Algunos compañeros sostienen la hipótesis de que esto, lo de no pagarte la asistencia a juicios, se hace desde el gobierno para reducir de forma artificial  las cifras de conflictividad en prisiones. La lógica del asunto está en que, si poner una denuncia a un interno me va a suponer perder una o varias mañanas en el juzgado, mañanas que no se me van a remunerar, pues quizá me lo piense muy bien antes de elevar la mencionada denuncia. Por ahorrarme el trabajo de ponerla, si, pero también por no perder MI tiempo.
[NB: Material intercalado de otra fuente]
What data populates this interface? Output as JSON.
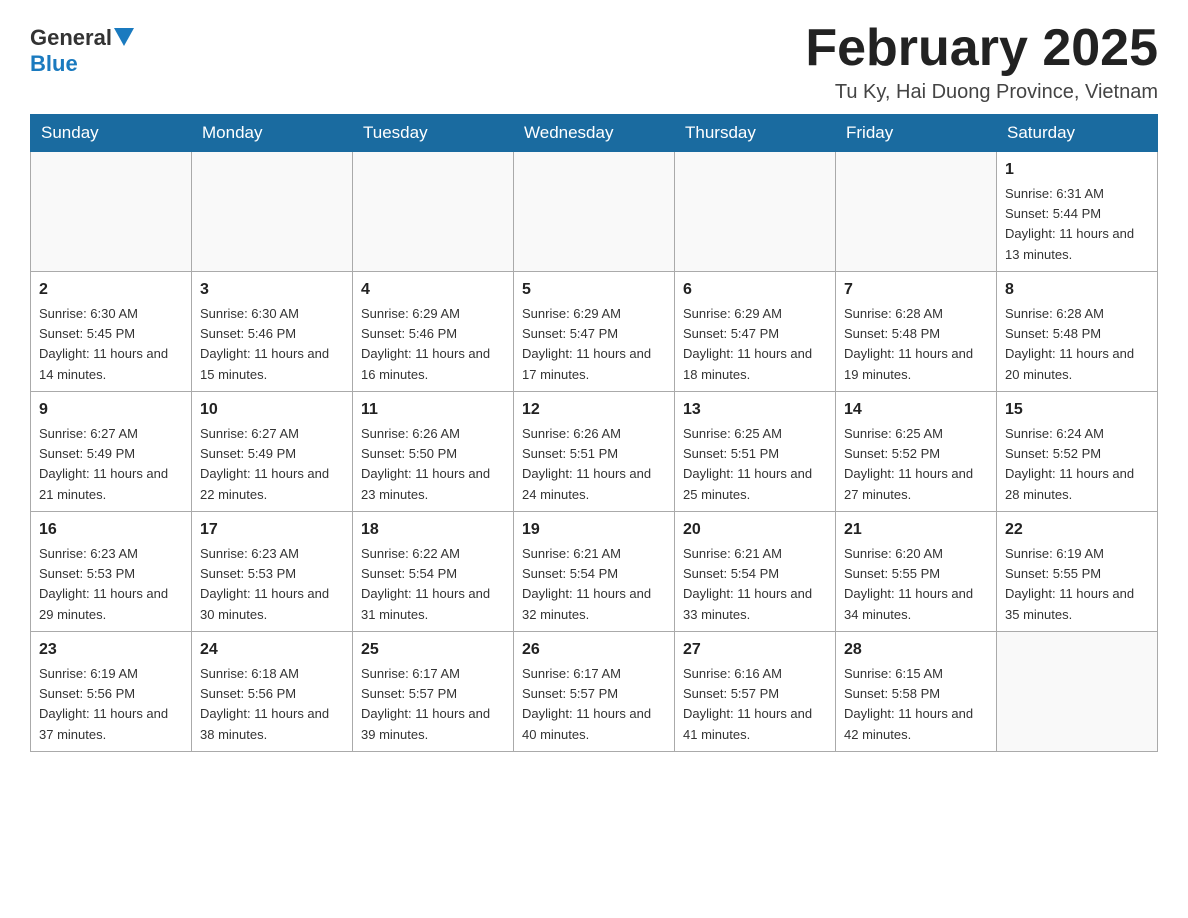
{
  "logo": {
    "general": "General",
    "blue": "Blue"
  },
  "header": {
    "title": "February 2025",
    "location": "Tu Ky, Hai Duong Province, Vietnam"
  },
  "weekdays": [
    "Sunday",
    "Monday",
    "Tuesday",
    "Wednesday",
    "Thursday",
    "Friday",
    "Saturday"
  ],
  "weeks": [
    [
      {
        "day": "",
        "info": ""
      },
      {
        "day": "",
        "info": ""
      },
      {
        "day": "",
        "info": ""
      },
      {
        "day": "",
        "info": ""
      },
      {
        "day": "",
        "info": ""
      },
      {
        "day": "",
        "info": ""
      },
      {
        "day": "1",
        "info": "Sunrise: 6:31 AM\nSunset: 5:44 PM\nDaylight: 11 hours and 13 minutes."
      }
    ],
    [
      {
        "day": "2",
        "info": "Sunrise: 6:30 AM\nSunset: 5:45 PM\nDaylight: 11 hours and 14 minutes."
      },
      {
        "day": "3",
        "info": "Sunrise: 6:30 AM\nSunset: 5:46 PM\nDaylight: 11 hours and 15 minutes."
      },
      {
        "day": "4",
        "info": "Sunrise: 6:29 AM\nSunset: 5:46 PM\nDaylight: 11 hours and 16 minutes."
      },
      {
        "day": "5",
        "info": "Sunrise: 6:29 AM\nSunset: 5:47 PM\nDaylight: 11 hours and 17 minutes."
      },
      {
        "day": "6",
        "info": "Sunrise: 6:29 AM\nSunset: 5:47 PM\nDaylight: 11 hours and 18 minutes."
      },
      {
        "day": "7",
        "info": "Sunrise: 6:28 AM\nSunset: 5:48 PM\nDaylight: 11 hours and 19 minutes."
      },
      {
        "day": "8",
        "info": "Sunrise: 6:28 AM\nSunset: 5:48 PM\nDaylight: 11 hours and 20 minutes."
      }
    ],
    [
      {
        "day": "9",
        "info": "Sunrise: 6:27 AM\nSunset: 5:49 PM\nDaylight: 11 hours and 21 minutes."
      },
      {
        "day": "10",
        "info": "Sunrise: 6:27 AM\nSunset: 5:49 PM\nDaylight: 11 hours and 22 minutes."
      },
      {
        "day": "11",
        "info": "Sunrise: 6:26 AM\nSunset: 5:50 PM\nDaylight: 11 hours and 23 minutes."
      },
      {
        "day": "12",
        "info": "Sunrise: 6:26 AM\nSunset: 5:51 PM\nDaylight: 11 hours and 24 minutes."
      },
      {
        "day": "13",
        "info": "Sunrise: 6:25 AM\nSunset: 5:51 PM\nDaylight: 11 hours and 25 minutes."
      },
      {
        "day": "14",
        "info": "Sunrise: 6:25 AM\nSunset: 5:52 PM\nDaylight: 11 hours and 27 minutes."
      },
      {
        "day": "15",
        "info": "Sunrise: 6:24 AM\nSunset: 5:52 PM\nDaylight: 11 hours and 28 minutes."
      }
    ],
    [
      {
        "day": "16",
        "info": "Sunrise: 6:23 AM\nSunset: 5:53 PM\nDaylight: 11 hours and 29 minutes."
      },
      {
        "day": "17",
        "info": "Sunrise: 6:23 AM\nSunset: 5:53 PM\nDaylight: 11 hours and 30 minutes."
      },
      {
        "day": "18",
        "info": "Sunrise: 6:22 AM\nSunset: 5:54 PM\nDaylight: 11 hours and 31 minutes."
      },
      {
        "day": "19",
        "info": "Sunrise: 6:21 AM\nSunset: 5:54 PM\nDaylight: 11 hours and 32 minutes."
      },
      {
        "day": "20",
        "info": "Sunrise: 6:21 AM\nSunset: 5:54 PM\nDaylight: 11 hours and 33 minutes."
      },
      {
        "day": "21",
        "info": "Sunrise: 6:20 AM\nSunset: 5:55 PM\nDaylight: 11 hours and 34 minutes."
      },
      {
        "day": "22",
        "info": "Sunrise: 6:19 AM\nSunset: 5:55 PM\nDaylight: 11 hours and 35 minutes."
      }
    ],
    [
      {
        "day": "23",
        "info": "Sunrise: 6:19 AM\nSunset: 5:56 PM\nDaylight: 11 hours and 37 minutes."
      },
      {
        "day": "24",
        "info": "Sunrise: 6:18 AM\nSunset: 5:56 PM\nDaylight: 11 hours and 38 minutes."
      },
      {
        "day": "25",
        "info": "Sunrise: 6:17 AM\nSunset: 5:57 PM\nDaylight: 11 hours and 39 minutes."
      },
      {
        "day": "26",
        "info": "Sunrise: 6:17 AM\nSunset: 5:57 PM\nDaylight: 11 hours and 40 minutes."
      },
      {
        "day": "27",
        "info": "Sunrise: 6:16 AM\nSunset: 5:57 PM\nDaylight: 11 hours and 41 minutes."
      },
      {
        "day": "28",
        "info": "Sunrise: 6:15 AM\nSunset: 5:58 PM\nDaylight: 11 hours and 42 minutes."
      },
      {
        "day": "",
        "info": ""
      }
    ]
  ]
}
Y bueno, eso conmigo no va. Personalmente ya sólo el hecho de hacer la denuncia me parece poner sobre mis hombros una de las pocas cargas de trabajo de la que está en mi mano librarme, así que no dudo en evitarlo si tengo ocasión, me paguen el ir a juicio o no. Pero claro, todo tiene sus límites, y mi límite es la comisión de un delito. O que me toquen los cojones. Y en aquella ocasión se habían sobrepasado ambos.

Unos meses antes estaba yo de servicio en el módulo de aislamiento. Había llegado en la conducción de la mañana un interno de otro módulo, un primer grado con un largo historial de agresiones a otros internos, a funcionarios, a su novia en la calle, a su padre cuando adolescente... Decía Elmore Leonard que cuando te encuentras a un gilipollas, te has encontrado a un gilipollas. Pero cuando todos a quienes te encuentras son gilipollas, el gilipollas probablemente eres tú. Bueno, pues este tío se había encontrado con muchos gilipollas en su vida pero no se había dado cuenta de que, en realidad, el gilipollas era él. 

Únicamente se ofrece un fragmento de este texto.